Defense hopes automated system will improve procurement management

To improve management of its procurement process, the Defense Department plans to create an automated system for collecting data on services purchased from contractors, a department official announced in response to a new report from the General Accounting Office.

Data from the automated system will help Defense purchasers make better strategic decisions, Deidre Lee, the department's director of procurement and acquisition policy, said in a May 21 letter to GAO. The watchdog agency had recommended the system in the new report (GAO-03-661) as one way Defense could improve management of the nearly $100 billion the department spends on service contracts. Data collected through the new system will help Defense analyze its current procurement spending patterns and find places to save money, according to the report.

Private companies use automated data collection systems as part of a "spend analysis" approach to contracting, according to GAO. This approach has benefited the private sector, according to the GAO report. A 2002 survey of 147 companies in 22 industries, conducted by A.T. Kearney Inc., a management consulting firm, found that companies that analyzed their procurement spending saved more than $13.5 billion in 2000.

In February, the Defense Department unveiled a pilot program to analyze procurement data. The project is scheduled to end in September 2004. But despite the pilot program, Defense still has problems managing its acquisitions, GAO said.

Current management of services purchased from contractors is "inefficient and ineffective and the dollars are not always spent well," the report said. This is partly because Defense's system of accounting for purchases is "decentralized, insufficiently rigorous and unreliable," according to GAO. The department often does not shop around enough for the best bargain. In addition it does not oversee contractors sufficiently, the report said.

Over the past year, GAO researchers looked at five companies that successfully use "spend analysis" to see if they could offer any advice to Defense as its pilot project unfolds. The five companies-IBM, ChevronTexaco Corp., Bausch and Lomb, Delta Air Lines and Dell Computer Corp.-collectively saved between $92 and $94 billion in 2001 by analyzing their procurement processes.

The five companies used spend analysis to tally up exactly how much they spent to acquire specific services and then studied the data, looking for patterns and identifying places where they could have got a better price by having several departments join in a bulk purchase or through buying more services from the same provider.

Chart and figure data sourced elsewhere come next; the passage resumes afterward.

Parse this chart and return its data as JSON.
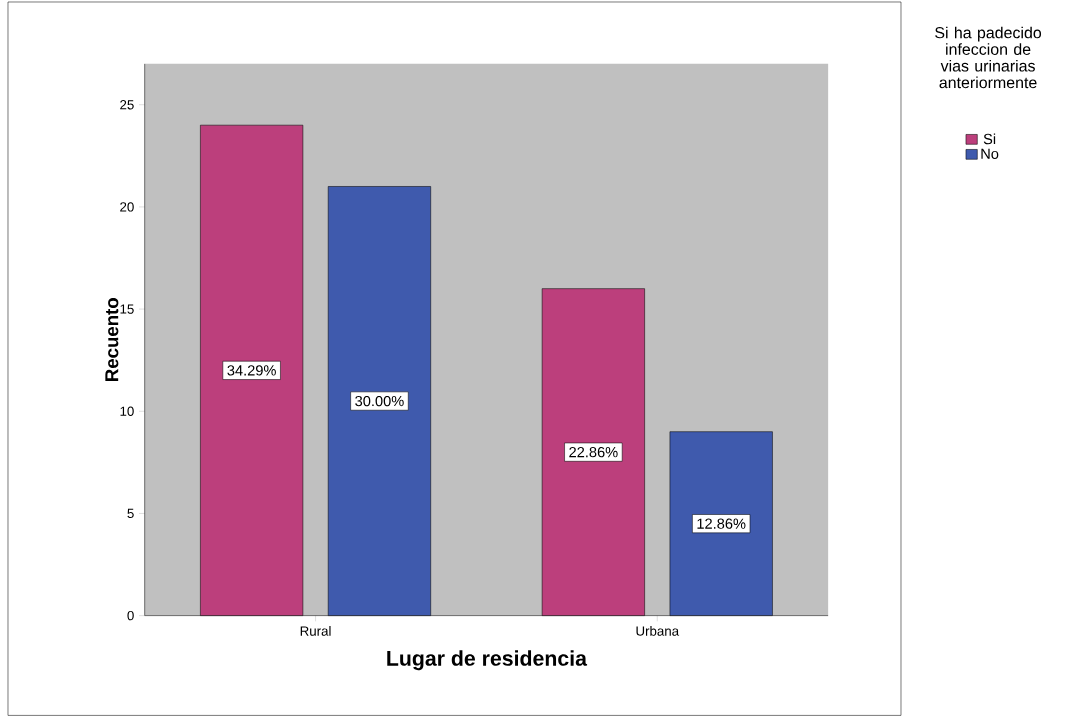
{
  "chart_data": {
    "type": "bar",
    "xlabel": "Lugar de residencia",
    "ylabel": "Recuento",
    "legend_title": "Si ha padecido infeccion de vias urinarias anteriormente",
    "categories": [
      "Rural",
      "Urbana"
    ],
    "series": [
      {
        "name": "Si",
        "color": "#bc3f7c",
        "values": [
          24,
          16
        ]
      },
      {
        "name": "No",
        "color": "#3f5aad",
        "values": [
          21,
          9
        ]
      }
    ],
    "annotations": [
      "34.29%",
      "30.00%",
      "22.86%",
      "12.86%"
    ],
    "ylim": [
      0,
      27
    ],
    "yticks": [
      0,
      5,
      10,
      15,
      20,
      25
    ],
    "legend": "right"
  }
}
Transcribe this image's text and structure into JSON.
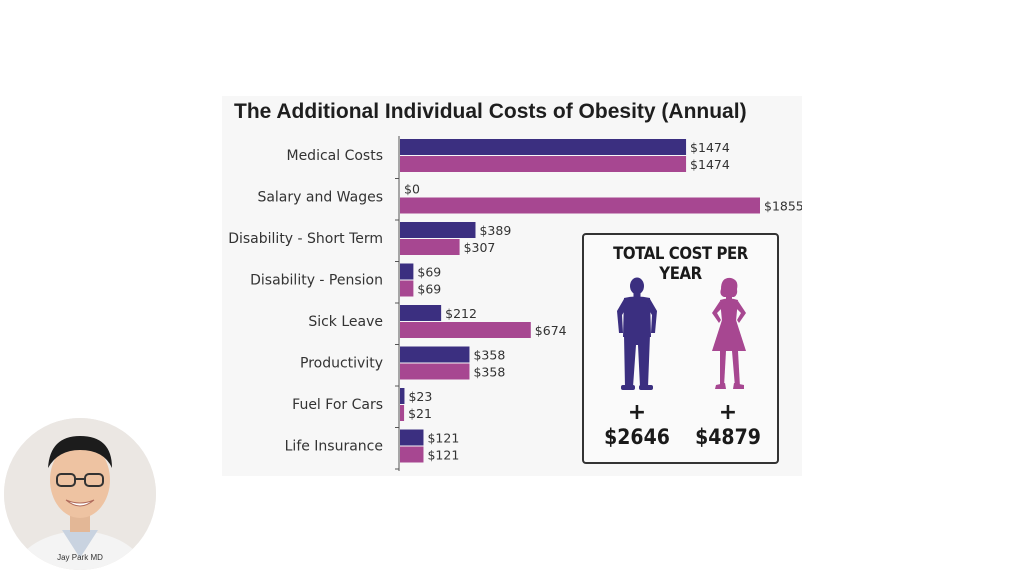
{
  "colors": {
    "men": "#3b2f80",
    "women": "#a74791",
    "box_border": "#333333"
  },
  "total_box": {
    "title": "TOTAL COST PER YEAR",
    "men": {
      "sign": "+",
      "value": "$2646"
    },
    "women": {
      "sign": "+",
      "value": "$4879"
    }
  },
  "presenter": {
    "name": "Jay Park MD"
  },
  "chart_data": {
    "type": "bar",
    "orientation": "horizontal",
    "title": "The Additional Individual Costs of Obesity (Annual)",
    "categories": [
      "Medical Costs",
      "Salary and Wages",
      "Disability - Short Term",
      "Disability - Pension",
      "Sick Leave",
      "Productivity",
      "Fuel For Cars",
      "Life Insurance"
    ],
    "series": [
      {
        "values": [
          1474,
          0,
          389,
          69,
          212,
          358,
          23,
          121
        ],
        "labels": [
          "$1474",
          "$0",
          "$389",
          "$69",
          "$212",
          "$358",
          "$23",
          "$121"
        ],
        "color": "#3b2f80"
      },
      {
        "values": [
          1474,
          1855,
          307,
          69,
          674,
          358,
          21,
          121
        ],
        "labels": [
          "$1474",
          "$1855",
          "$307",
          "$69",
          "$674",
          "$358",
          "$21",
          "$121"
        ],
        "color": "#a74791"
      }
    ],
    "xlim": [
      0,
      1855
    ],
    "grid": false,
    "legend": "none"
  }
}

The companies used automated systems like the one Defense plans on implementing to collect data. These took information directly from the company's electronic accounting system and used the information, supplemented by data from the service contractors, to generate financial reports. Managers could then use these reports to come up with strategic plans for a more efficient, cost-effective procurement process.

Defense would do well to adopt this system, GAO recommended. The department would face some "deep-rooted" challenges in doing so, the watchdog agency acknowledged. For instance, Defense spending data is currently scattered across multiple departments, making it difficult to collect. These challenges are not insurmountable though, and are not that different from obstacles that the private companies faced, GAO said.

Defense should also outline a plan for changing the procedures for handing out service contracts and should submit this plan to Congress as part of the 2005 budget process, GAO recommended. Defense did not agree with this recommendation, according to Lee's letter, because the department has already taken steps to improve its procurement process and does not see a need to rewrite the procedures again.

Defense will continue to work toward analyzing procurement data, as recommended, Lee said. "The commercial best practice of spend analysis is important to the design of viable, strategic acquisition solutions and has allowed for substantial savings in the commercial sector," Lee wrote. "We share your optimism that this type of analysis will allow us to obtain similar results."